A new method to calculate end‐member thermodynamic properties of minerals from their constituent polyhedra II: heat capacity, compressibility and thermal expansion

Thermodynamic calculations in petrology are generally performed at pressures and temperatures beyond the standard state conditions. Accurate prediction of mineral equilibria therefore requires knowledge of the heat capacity, thermal expansion and compressibility for the minerals involved. Unfortunately, such data are not always available. In this contribution we present a data set to estimate the heat capacity, thermal expansion and compressibility of mineral end‐members from their constituent polyhedra, based on the premise that the thermodynamic properties of minerals can be described by a linear combination of the fractional properties of their constituents. As such, only the crystallography of the phase of interest needs to be known. This approach is especially powerful for hypothetical mineral end‐members and for minerals, for which the experimental determination of their thermodynamic properties is difficult. The data set consists of the properties for 35 polyhedra in the system K–Na–Ca–Li–Be–Mg–Mn–Fe–Co–Ni–Zn–Al–Ti–Si–H, determined by multiple linear regression analysis on a data set of 111 published end‐member thermodynamic properties.
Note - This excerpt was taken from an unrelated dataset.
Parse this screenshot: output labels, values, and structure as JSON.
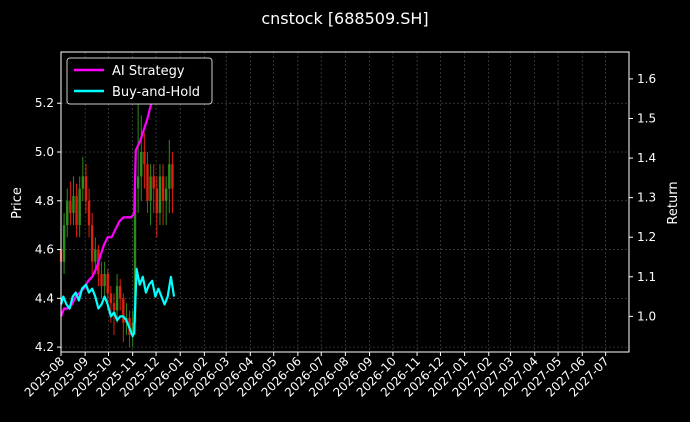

The large number of polyhedra determined allows calculation of a much larger variety of phases than was previously possible, and the choice of constituents together with the large number of thermodynamic input data results in estimates with associated uncertainty of generally <5%. The quality of the data appears to be sufficiently accurate for thermodynamic modelling as demonstrated by modelling the stability of margarite in the CASH system and the position of the talc–staurolite–chloritoid–pyrope absent invariant point in the KMASH system. In both cases, our results overlap within error with published equivalents.